Burrell - Oct 30, 2014 11:30:02 am PDT #14172 of 30002
Why did Darth Vader cross the road? To get to the Dark Side!

I'll have her take a look at those. Thank you!


Hil R. - Oct 30, 2014 11:57:24 am PDT #14173 of 30002
Sometimes I think I might just move up to Vermont, open a bookstore or a vegan restaurant. Adam Schlesinger, z''l

I'm going to dinner tonight with a guy from OK Cupid. I can do this. Right?


Laura - Oct 30, 2014 12:09:26 pm PDT #14174 of 30002
Our wings are not tired.

Dinner with OK Cupid guy sounds easier to me than complex math!

Enjoy the dinner. It's just dinner and a bit of conversation. You can totally do this.


Hil R. - Oct 30, 2014 12:12:38 pm PDT #14175 of 30002
Sometimes I think I might just move up to Vermont, open a bookstore or a vegan restaurant. Adam Schlesinger, z''l

Enjoy the dinner. It's just dinner and a bit of conversation. You can totally do this.

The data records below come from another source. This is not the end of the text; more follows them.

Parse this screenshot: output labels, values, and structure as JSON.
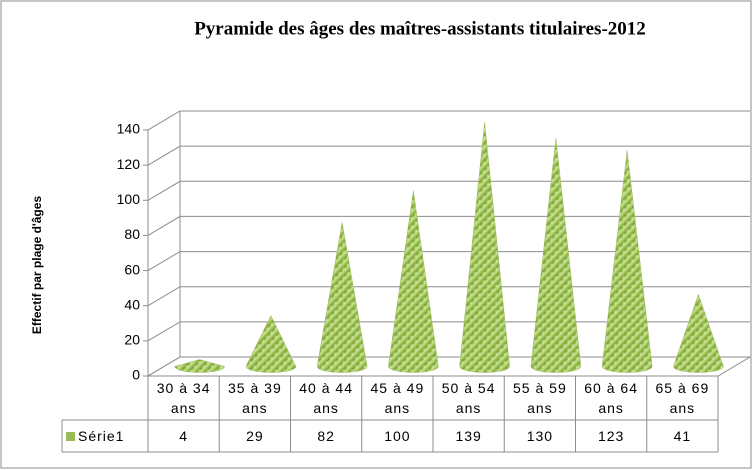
{
  "chart_data": {
    "type": "bar",
    "title": "Pyramide des âges des maîtres-assistants  titulaires-2012",
    "y_label": "Effectif par plage d'âges",
    "categories": [
      "30 à 34 ans",
      "35 à 39 ans",
      "40 à 44 ans",
      "45 à 49 ans",
      "50 à 54 ans",
      "55 à 59 ans",
      "60 à 64 ans",
      "65 à 69 ans"
    ],
    "series": [
      {
        "name": "Série1",
        "color": "#9bbb59",
        "values": [
          4,
          29,
          82,
          100,
          139,
          130,
          123,
          41
        ]
      }
    ],
    "ylim": [
      0,
      140
    ],
    "yticks": [
      0,
      20,
      40,
      60,
      80,
      100,
      120,
      140
    ],
    "grid": true,
    "data_table": true
  }
}
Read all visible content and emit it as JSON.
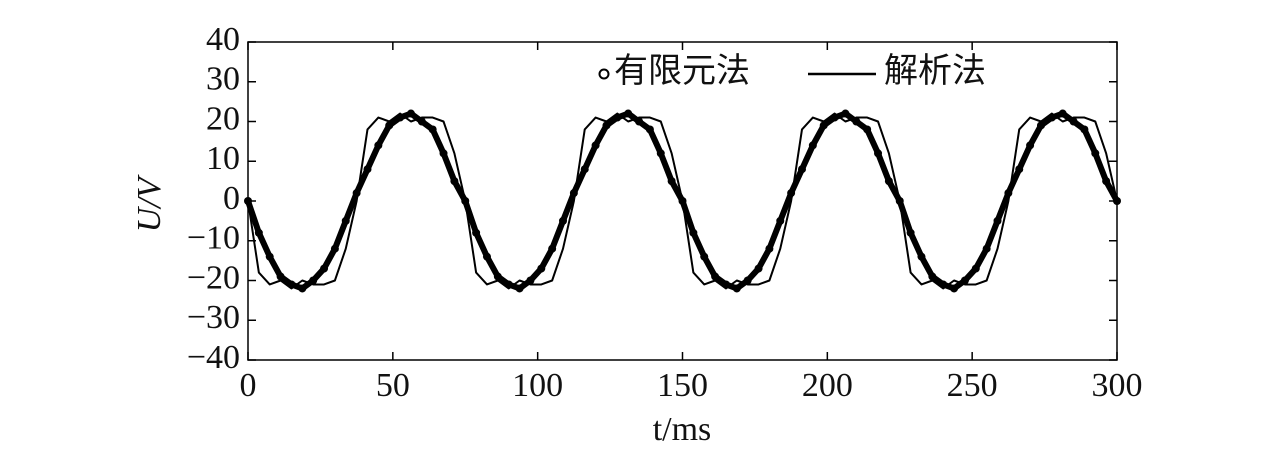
{
  "chart_data": {
    "type": "line",
    "x_label": "t/ms",
    "y_label": "U/V",
    "x": [
      0,
      3.75,
      7.5,
      11.25,
      15,
      18.75,
      22.5,
      26.25,
      30,
      33.75,
      37.5,
      41.25,
      45,
      48.75,
      52.5,
      56.25,
      60,
      63.75,
      67.5,
      71.25,
      75,
      78.75,
      82.5,
      86.25,
      90,
      93.75,
      97.5,
      101.25,
      105,
      108.75,
      112.5,
      116.25,
      120,
      123.75,
      127.5,
      131.25,
      135,
      138.75,
      142.5,
      146.25,
      150,
      153.75,
      157.5,
      161.25,
      165,
      168.75,
      172.5,
      176.25,
      180,
      183.75,
      187.5,
      191.25,
      195,
      198.75,
      202.5,
      206.25,
      210,
      213.75,
      217.5,
      221.25,
      225,
      228.75,
      232.5,
      236.25,
      240,
      243.75,
      247.5,
      251.25,
      255,
      258.75,
      262.5,
      266.25,
      270,
      273.75,
      277.5,
      281.25,
      285,
      288.75,
      292.5,
      296.25,
      300
    ],
    "series": [
      {
        "name": "有限元法",
        "color": "#000000",
        "style": "markers",
        "values": [
          0,
          -8,
          -14,
          -19,
          -21,
          -22,
          -20,
          -17,
          -12,
          -5,
          2,
          8,
          14,
          19,
          21,
          22,
          20,
          18,
          12,
          5,
          0,
          -8,
          -14,
          -19,
          -21,
          -22,
          -20,
          -17,
          -12,
          -5,
          2,
          8,
          14,
          19,
          21,
          22,
          20,
          18,
          12,
          5,
          0,
          -8,
          -14,
          -19,
          -21,
          -22,
          -20,
          -17,
          -12,
          -5,
          2,
          8,
          14,
          19,
          21,
          22,
          20,
          18,
          12,
          5,
          0,
          -8,
          -14,
          -19,
          -21,
          -22,
          -20,
          -17,
          -12,
          -5,
          2,
          8,
          14,
          19,
          21,
          22,
          20,
          18,
          12,
          5,
          0
        ]
      },
      {
        "name": "解析法",
        "color": "#000000",
        "style": "line",
        "values": [
          0,
          -18,
          -21,
          -20,
          -22,
          -20,
          -21,
          -21,
          -20,
          -12,
          0,
          18,
          21,
          20,
          22,
          20,
          21,
          21,
          20,
          12,
          0,
          -18,
          -21,
          -20,
          -22,
          -20,
          -21,
          -21,
          -20,
          -12,
          0,
          18,
          21,
          20,
          22,
          20,
          21,
          21,
          20,
          12,
          0,
          -18,
          -21,
          -20,
          -22,
          -20,
          -21,
          -21,
          -20,
          -12,
          0,
          18,
          21,
          20,
          22,
          20,
          21,
          21,
          20,
          12,
          0,
          -18,
          -21,
          -20,
          -22,
          -20,
          -21,
          -21,
          -20,
          -12,
          0,
          18,
          21,
          20,
          22,
          20,
          21,
          21,
          20,
          12,
          0
        ]
      }
    ],
    "xlim": [
      0,
      300
    ],
    "xticks": [
      0,
      50,
      100,
      150,
      200,
      250,
      300
    ],
    "ylim": [
      -40,
      40
    ],
    "yticks": [
      {
        "value": -40,
        "label": "−40"
      },
      {
        "value": -30,
        "label": "−30"
      },
      {
        "value": -20,
        "label": "−20"
      },
      {
        "value": -10,
        "label": "−10"
      },
      0,
      10,
      20,
      30,
      40
    ],
    "legend": "top-right",
    "grid": false
  }
}
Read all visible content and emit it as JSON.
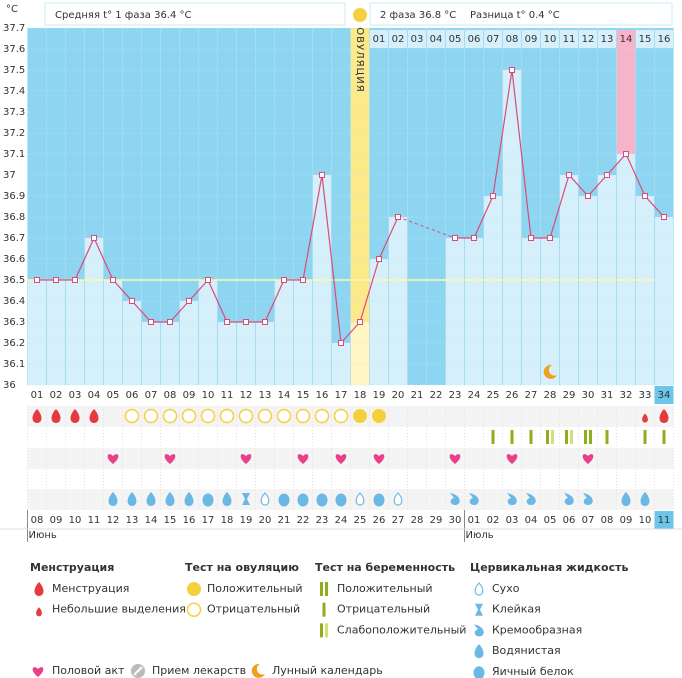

Thanks. It's at a restaurant where I know the menu, so I don't need to look silly quizzing the waiter about whether something's vegan or not. I've talked to him online before. I'm going to get one drink, so that it can cut through the nerves a bit without making me too drunk. If it goes well, I'll ask if he wants to come see Frankenstein with me tomorrow.


Connie Neil - Oct 30, 2014 12:14:47 pm PDT #14176 of 30002
brillig

I was good at geometry and trig when the trig was applied to something physical. But since I was so frustrated at algebra I didn't believe them when they said I was good at the other two. I put part of the blame on the mid-century thing of "Math is hard for girls", but I have to blame mental laziness as well. I was so used to non-math things being easy that I just shrugged and accepted that math was not going to be part of my world, despite all my teachers' efforts to get me engaged. It was years before I realized my presence in an invitation-only, 4-person applied math class, with bonus attendance at regional conferences, was not just because I was liked by the teachers. Engineering seemed interesting and I really wanted to take physics, but no, I was convinced that math was beyond me, and those classes required math--and it would have been the kind of math I was good at, too, applied math. But words made so much more sense to me.